Ken lords his victory over Chun-Li in the arcade classic, Street Fighter II.

Capcom

She admits that some of her own language choices clouded some of her nuance and exacerbated the response.

“If you play Smash you're honestly just a pedophile,” reads one of her particularly eye-popping tweets.

While Mika intended it to be a critique of the Super Smash Bros. community and its recent sexual abuse revelations, she says it’s not something she would have written if she knew the post would elicit this much attention. She just thought she was venting into the abyss, but there’s no real void on social media.

Mika found a strangely heartwarming silver lining amid the flood of angry Twitter DMs. She received numerous messages from fans who invited her into their own communities to play some games in a friendlier environment.
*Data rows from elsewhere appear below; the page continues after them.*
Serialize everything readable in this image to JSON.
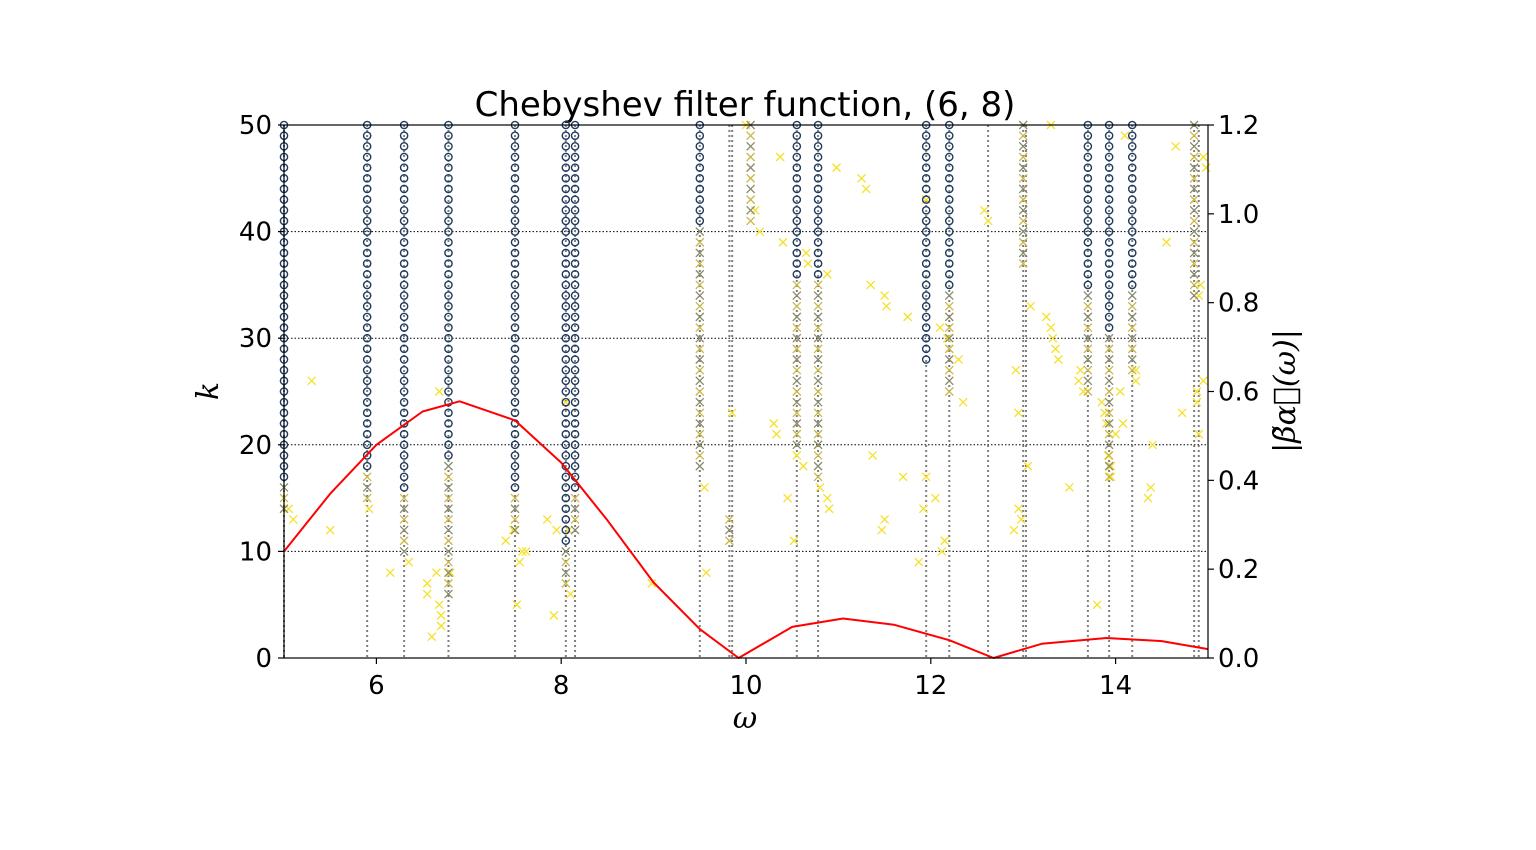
{
  "chart_data": {
    "type": "scatter",
    "title": "Chebyshev filter function, (6, 8)",
    "xlabel": "ω",
    "ylabel": "k",
    "ylabel_right": "|β̃α⃗(ω)|",
    "xlim": [
      5,
      15
    ],
    "ylim": [
      0,
      50
    ],
    "ylim_right": [
      0,
      1.2
    ],
    "xticks": [
      6,
      8,
      10,
      12,
      14
    ],
    "yticks": [
      0,
      10,
      20,
      30,
      40,
      50
    ],
    "yticks_right": [
      "0.0",
      "0.2",
      "0.4",
      "0.6",
      "0.8",
      "1.0",
      "1.2"
    ],
    "grid": "horizontal dotted",
    "colors": {
      "filter_curve": "#ff0000",
      "converged_circle": "#1f3a5f",
      "unconverged_cross": "#f5e12a",
      "eigen_line": "#7f7f7f"
    },
    "eigenvalues": [
      5.0,
      5.9,
      6.3,
      6.78,
      7.5,
      8.05,
      8.15,
      9.5,
      9.82,
      9.85,
      10.55,
      10.78,
      11.95,
      12.2,
      12.62,
      13.0,
      13.03,
      13.7,
      13.93,
      14.18,
      14.85,
      14.9
    ],
    "converged": [
      {
        "x": 5.0,
        "k_from": 17
      },
      {
        "x": 5.9,
        "k_from": 18
      },
      {
        "x": 6.3,
        "k_from": 16
      },
      {
        "x": 6.78,
        "k_from": 19
      },
      {
        "x": 7.5,
        "k_from": 16
      },
      {
        "x": 8.05,
        "k_from": 11
      },
      {
        "x": 8.15,
        "k_from": 16
      },
      {
        "x": 9.5,
        "k_from": 41
      },
      {
        "x": 10.55,
        "k_from": 36
      },
      {
        "x": 10.78,
        "k_from": 36
      },
      {
        "x": 11.95,
        "k_from": 28
      },
      {
        "x": 12.2,
        "k_from": 35
      },
      {
        "x": 13.93,
        "k_from": 31
      },
      {
        "x": 14.18,
        "k_from": 35
      },
      {
        "x": 13.7,
        "k_from": 35
      }
    ],
    "crosses_on_lines": [
      {
        "x": 5.0,
        "k_from": 14,
        "k_to": 16
      },
      {
        "x": 5.9,
        "k_from": 15,
        "k_to": 17
      },
      {
        "x": 6.3,
        "k_from": 10,
        "k_to": 15
      },
      {
        "x": 6.78,
        "k_from": 6,
        "k_to": 18
      },
      {
        "x": 7.5,
        "k_from": 12,
        "k_to": 15
      },
      {
        "x": 8.05,
        "k_from": 7,
        "k_to": 10
      },
      {
        "x": 8.15,
        "k_from": 12,
        "k_to": 15
      },
      {
        "x": 9.5,
        "k_from": 18,
        "k_to": 40
      },
      {
        "x": 9.82,
        "k_from": 11,
        "k_to": 13
      },
      {
        "x": 10.05,
        "k_from": 41,
        "k_to": 50
      },
      {
        "x": 10.55,
        "k_from": 20,
        "k_to": 35
      },
      {
        "x": 10.78,
        "k_from": 17,
        "k_to": 35
      },
      {
        "x": 12.2,
        "k_from": 25,
        "k_to": 34
      },
      {
        "x": 13.0,
        "k_from": 37,
        "k_to": 50
      },
      {
        "x": 13.7,
        "k_from": 25,
        "k_to": 34
      },
      {
        "x": 13.93,
        "k_from": 17,
        "k_to": 30
      },
      {
        "x": 14.18,
        "k_from": 27,
        "k_to": 34
      },
      {
        "x": 14.85,
        "k_from": 34,
        "k_to": 50
      }
    ],
    "scatter_crosses": [
      [
        5.05,
        14
      ],
      [
        5.1,
        13
      ],
      [
        5.3,
        26
      ],
      [
        5.5,
        12
      ],
      [
        5.92,
        14
      ],
      [
        6.15,
        8
      ],
      [
        6.35,
        9
      ],
      [
        6.55,
        7
      ],
      [
        6.55,
        6
      ],
      [
        6.6,
        2
      ],
      [
        6.65,
        8
      ],
      [
        6.68,
        25
      ],
      [
        6.68,
        5
      ],
      [
        6.7,
        4
      ],
      [
        6.7,
        3
      ],
      [
        6.8,
        8
      ],
      [
        7.4,
        11
      ],
      [
        7.48,
        12
      ],
      [
        7.52,
        5
      ],
      [
        7.55,
        9
      ],
      [
        7.58,
        10
      ],
      [
        7.62,
        10
      ],
      [
        7.85,
        13
      ],
      [
        7.92,
        4
      ],
      [
        7.95,
        12
      ],
      [
        8.05,
        24
      ],
      [
        8.08,
        12
      ],
      [
        8.1,
        6
      ],
      [
        8.98,
        7
      ],
      [
        9.55,
        16
      ],
      [
        9.57,
        8
      ],
      [
        9.85,
        23
      ],
      [
        10.0,
        50
      ],
      [
        10.05,
        45
      ],
      [
        10.1,
        42
      ],
      [
        10.15,
        40
      ],
      [
        10.3,
        22
      ],
      [
        10.33,
        21
      ],
      [
        10.37,
        47
      ],
      [
        10.4,
        39
      ],
      [
        10.45,
        15
      ],
      [
        10.52,
        11
      ],
      [
        10.55,
        19
      ],
      [
        10.62,
        18
      ],
      [
        10.65,
        38
      ],
      [
        10.67,
        37
      ],
      [
        10.78,
        20
      ],
      [
        10.8,
        16
      ],
      [
        10.88,
        36
      ],
      [
        10.88,
        15
      ],
      [
        10.9,
        14
      ],
      [
        10.98,
        46
      ],
      [
        11.25,
        45
      ],
      [
        11.3,
        44
      ],
      [
        11.35,
        35
      ],
      [
        11.37,
        19
      ],
      [
        11.47,
        12
      ],
      [
        11.5,
        13
      ],
      [
        11.5,
        34
      ],
      [
        11.52,
        33
      ],
      [
        11.7,
        17
      ],
      [
        11.75,
        32
      ],
      [
        11.87,
        9
      ],
      [
        11.92,
        14
      ],
      [
        11.95,
        43
      ],
      [
        11.95,
        17
      ],
      [
        12.05,
        15
      ],
      [
        12.1,
        31
      ],
      [
        12.12,
        10
      ],
      [
        12.15,
        11
      ],
      [
        12.18,
        30
      ],
      [
        12.2,
        29
      ],
      [
        12.3,
        28
      ],
      [
        12.35,
        24
      ],
      [
        12.58,
        42
      ],
      [
        12.62,
        41
      ],
      [
        12.9,
        12
      ],
      [
        12.92,
        27
      ],
      [
        12.95,
        23
      ],
      [
        12.95,
        14
      ],
      [
        12.98,
        13
      ],
      [
        13.05,
        18
      ],
      [
        13.08,
        33
      ],
      [
        13.25,
        32
      ],
      [
        13.3,
        50
      ],
      [
        13.3,
        31
      ],
      [
        13.32,
        30
      ],
      [
        13.35,
        29
      ],
      [
        13.38,
        28
      ],
      [
        13.5,
        16
      ],
      [
        13.6,
        26
      ],
      [
        13.62,
        27
      ],
      [
        13.65,
        25
      ],
      [
        13.8,
        5
      ],
      [
        13.85,
        24
      ],
      [
        13.88,
        23
      ],
      [
        13.9,
        22
      ],
      [
        13.92,
        19
      ],
      [
        13.95,
        18
      ],
      [
        13.95,
        17
      ],
      [
        14.0,
        21
      ],
      [
        14.05,
        25
      ],
      [
        14.08,
        22
      ],
      [
        14.1,
        49
      ],
      [
        14.22,
        26
      ],
      [
        14.22,
        27
      ],
      [
        14.35,
        15
      ],
      [
        14.38,
        16
      ],
      [
        14.4,
        20
      ],
      [
        14.55,
        39
      ],
      [
        14.65,
        48
      ],
      [
        14.72,
        23
      ],
      [
        14.88,
        24
      ],
      [
        14.9,
        21
      ],
      [
        14.92,
        35
      ],
      [
        14.95,
        26
      ],
      [
        14.95,
        47
      ],
      [
        14.98,
        46
      ],
      [
        14.9,
        34
      ],
      [
        14.88,
        25
      ]
    ],
    "filter_curve": {
      "x": [
        5.0,
        5.5,
        6.0,
        6.5,
        6.9,
        7.5,
        8.0,
        8.5,
        9.0,
        9.5,
        9.92,
        10.5,
        11.05,
        11.6,
        12.2,
        12.68,
        13.2,
        13.9,
        14.5,
        15.0
      ],
      "y": [
        0.24,
        0.37,
        0.48,
        0.555,
        0.578,
        0.535,
        0.44,
        0.31,
        0.17,
        0.065,
        0.0,
        0.07,
        0.089,
        0.075,
        0.04,
        0.0,
        0.032,
        0.045,
        0.038,
        0.02
      ]
    }
  }
}
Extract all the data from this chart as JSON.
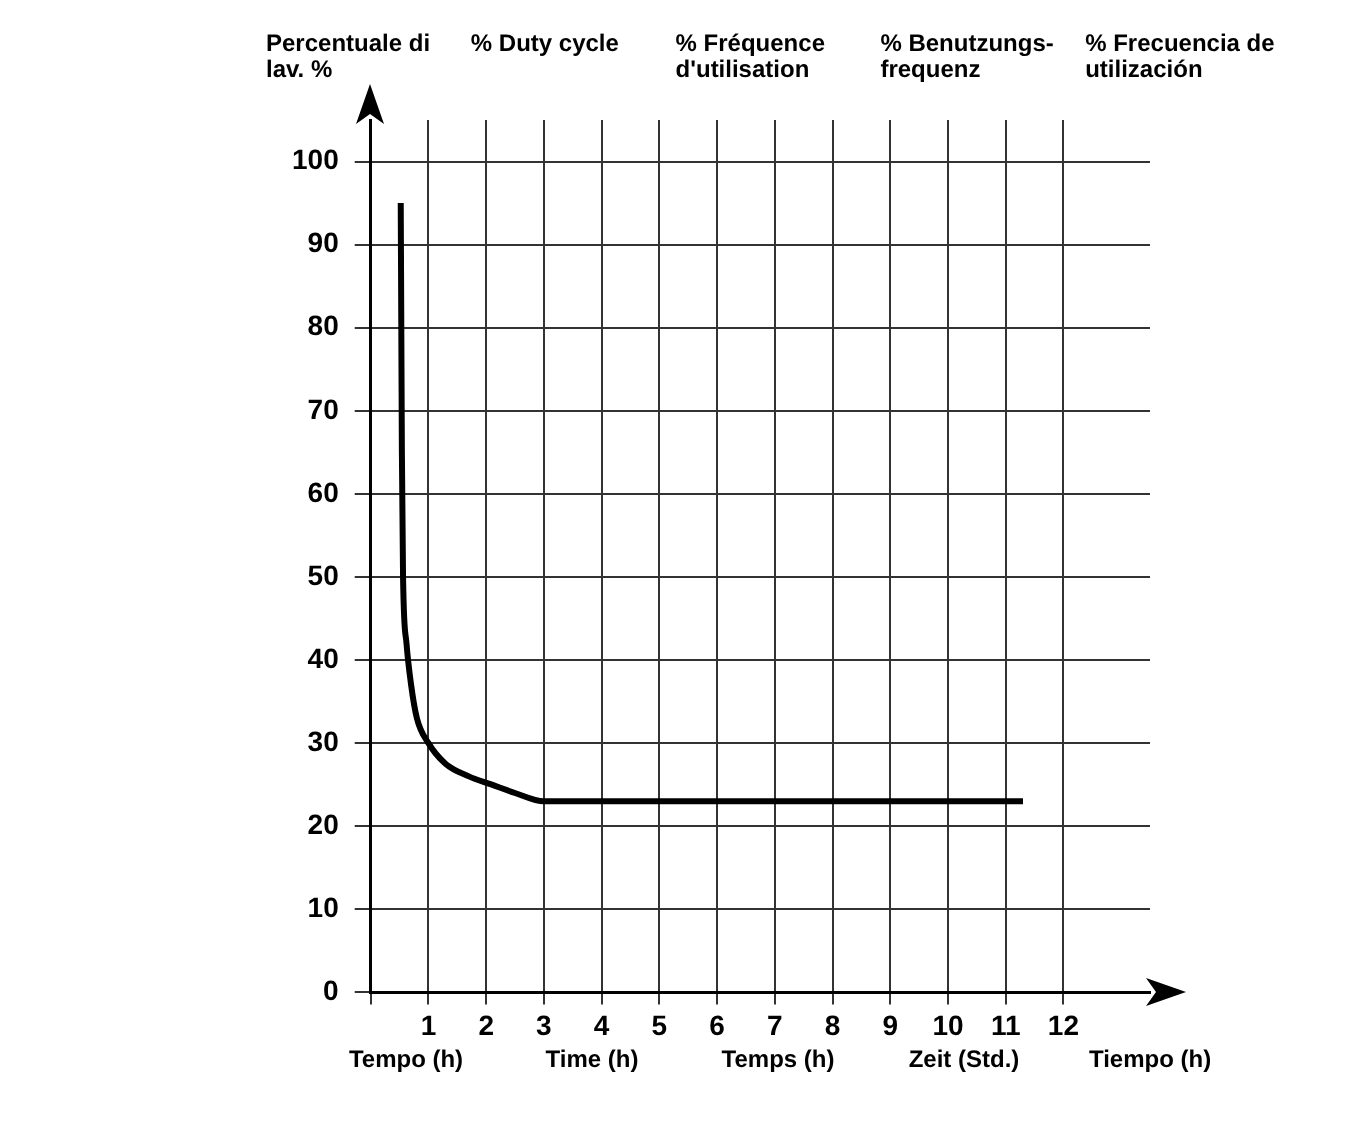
{
  "chart_data": {
    "type": "line",
    "ylabel": "Percentuale di lav. %",
    "xlabel": "Tempo (h)",
    "annotations": [
      "% Duty cycle",
      "% Fréquence d'utilisation",
      "% Benutzungs- frequenz",
      "% Frecuencia de utilización",
      "Time (h)",
      "Temps (h)",
      "Zeit (Std.)",
      "Tiempo (h)"
    ],
    "x": [
      0.52,
      0.53,
      0.54,
      0.56,
      0.62,
      0.7,
      0.8,
      1,
      1.3,
      1.7,
      2.1,
      2.5,
      3,
      3.5,
      4,
      6,
      8,
      10,
      11.3
    ],
    "series": [
      {
        "color": "#000000",
        "values": [
          95,
          80,
          65,
          50,
          42,
          37,
          33,
          30,
          27.5,
          26,
          25,
          24,
          23,
          23,
          23,
          23,
          23,
          23,
          23
        ]
      }
    ],
    "xlim": [
      0,
      13.5
    ],
    "ylim": [
      0,
      105
    ],
    "xticks": [
      {
        "value": 0,
        "label": null
      },
      1,
      2,
      3,
      4,
      5,
      6,
      7,
      8,
      9,
      10,
      11,
      12
    ],
    "yticks": [
      0,
      10,
      20,
      30,
      40,
      50,
      60,
      70,
      80,
      90,
      100
    ],
    "grid": true,
    "marker": "none",
    "line_style": "solid"
  }
}
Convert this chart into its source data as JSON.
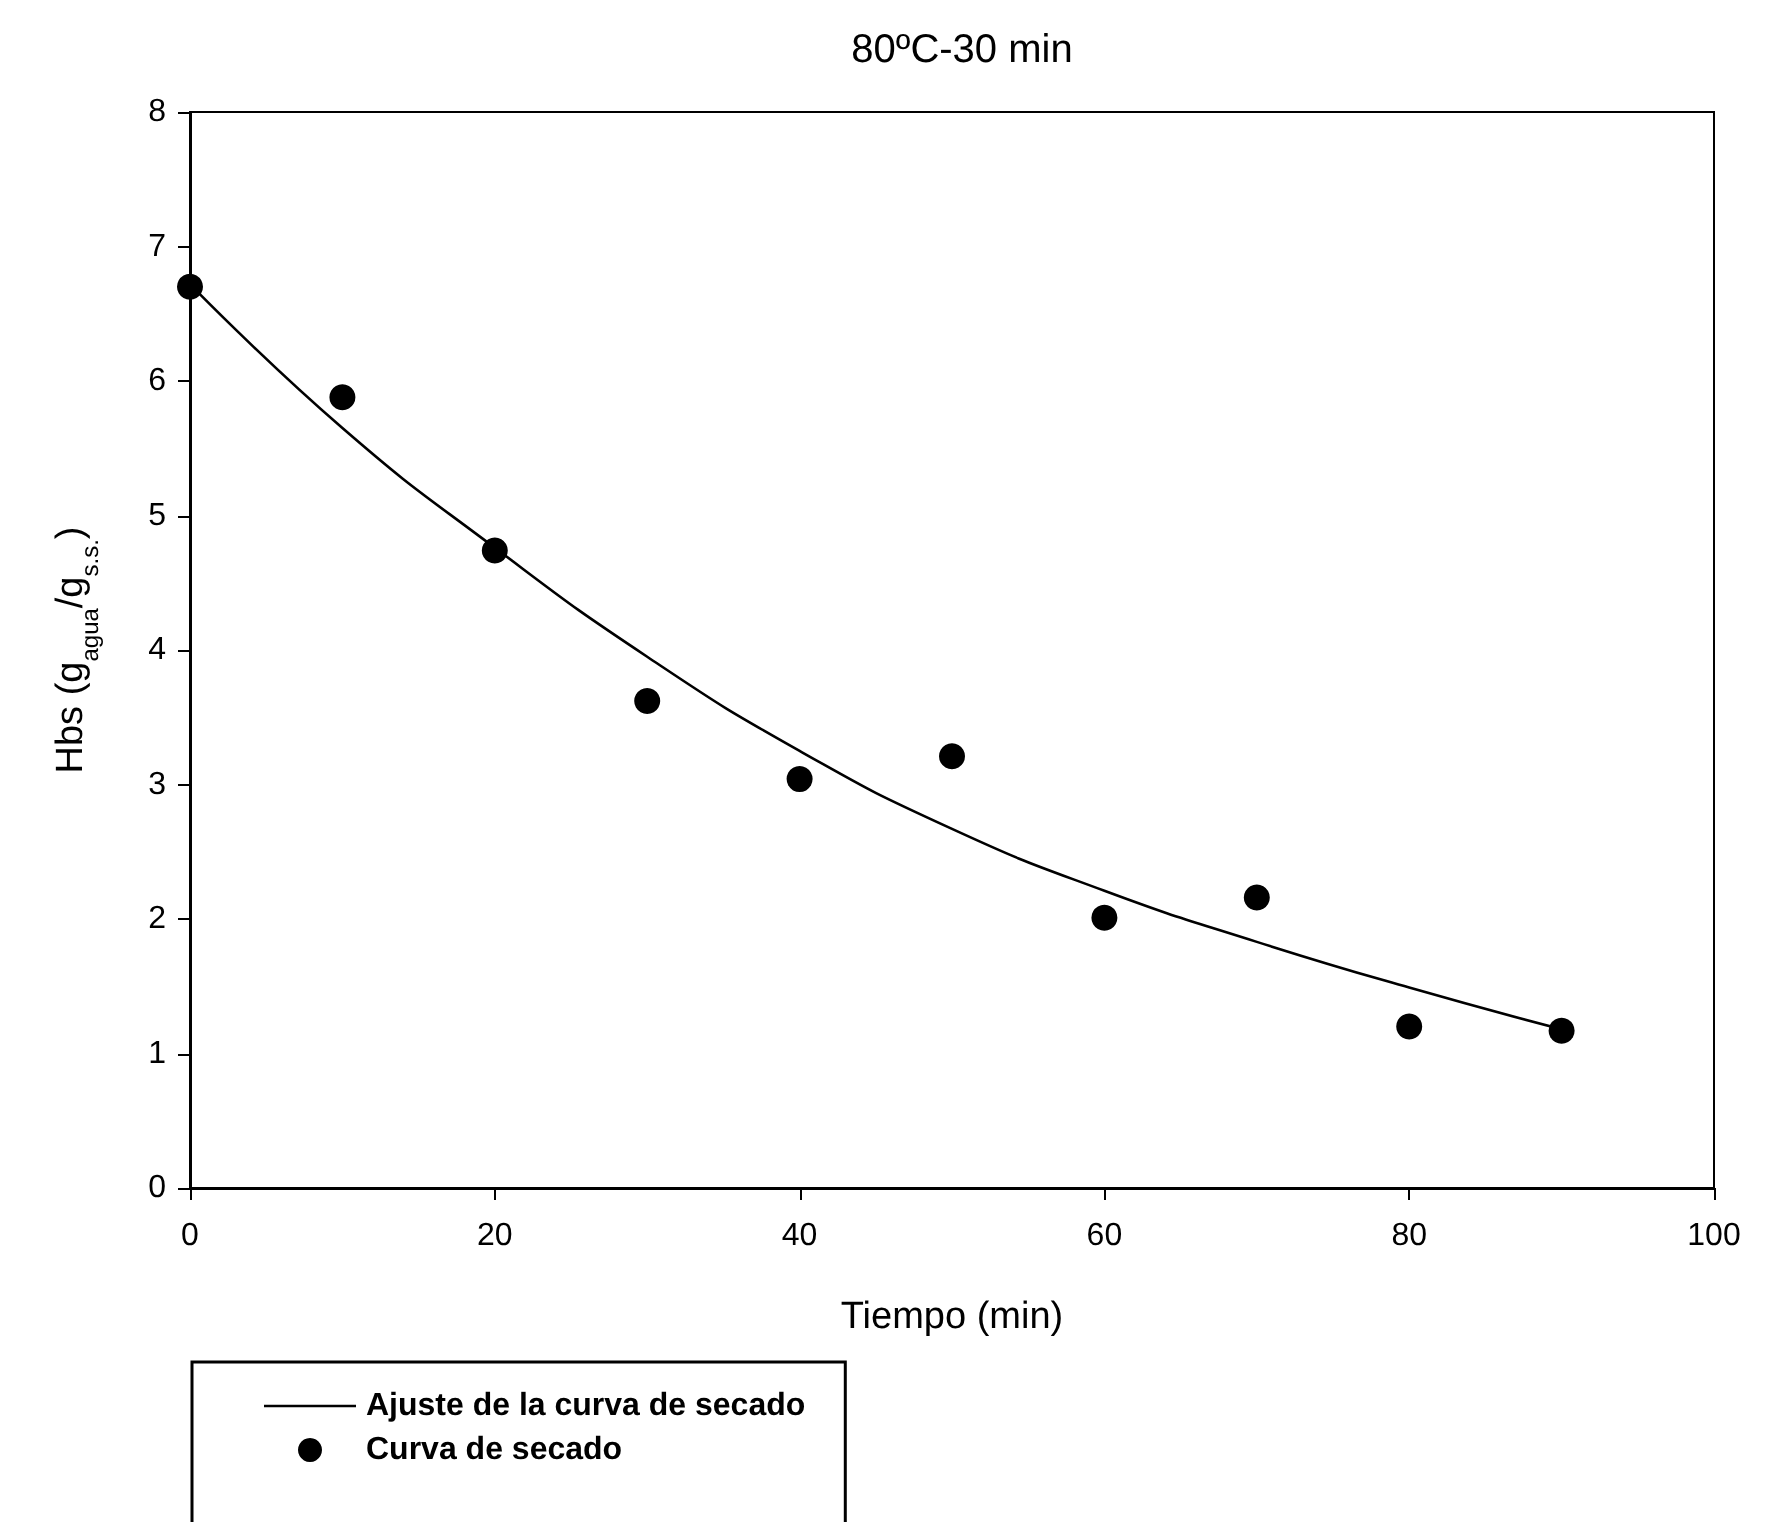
{
  "chart_data": {
    "type": "scatter",
    "title": "80ºC-30 min",
    "xlabel": "Tiempo (min)",
    "ylabel": "Hbs (g$_{agua}$/g$_{s.s.}$)",
    "x": [
      0,
      10,
      20,
      30,
      40,
      50,
      60,
      70,
      80,
      90
    ],
    "series": [
      {
        "name": "Ajuste de la curva de secado",
        "type": "line",
        "color": "#000000",
        "marker": "none",
        "line_style": "solid",
        "values": [
          6.72,
          5.65,
          4.76,
          3.95,
          3.25,
          2.67,
          2.21,
          1.83,
          1.49,
          1.18
        ]
      },
      {
        "name": "Curva de secado",
        "color": "#000000",
        "marker": "circle",
        "values": [
          6.7,
          5.88,
          4.74,
          3.62,
          3.04,
          3.21,
          2.01,
          2.16,
          1.2,
          1.17
        ]
      }
    ],
    "xlim": [
      0,
      100
    ],
    "xticks": [
      0,
      20,
      40,
      60,
      80,
      100
    ],
    "ylim": [
      0,
      8
    ],
    "yticks": [
      0,
      1,
      2,
      3,
      4,
      5,
      6,
      7,
      8
    ],
    "grid": false,
    "legend": "bottom left"
  }
}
“There were a lot of really cool people that weren’t trying to start a firestorm, but to provide an inclusive space inside the fighting game community that’s safe, as opposed to more reactionary,” she says. “Finding those communities and uplifting them is the best thing we can do as fans of these games.”

That good-faith outreach stands in stark contrast to the thousands of insulting replies still piling up under the thread. By taking the time to understand where Mika was coming from and offer a welcoming hand, these fans show that human connection is still possible on social media. Meaningfully engaging with fellow players as opposed to blindly jumping on the rage bandwagon can enrich our online experiences and shape communities for the better.

To put it in Super Smash Bros. terms: 1v1 me, no items, Fox only, Final Destination.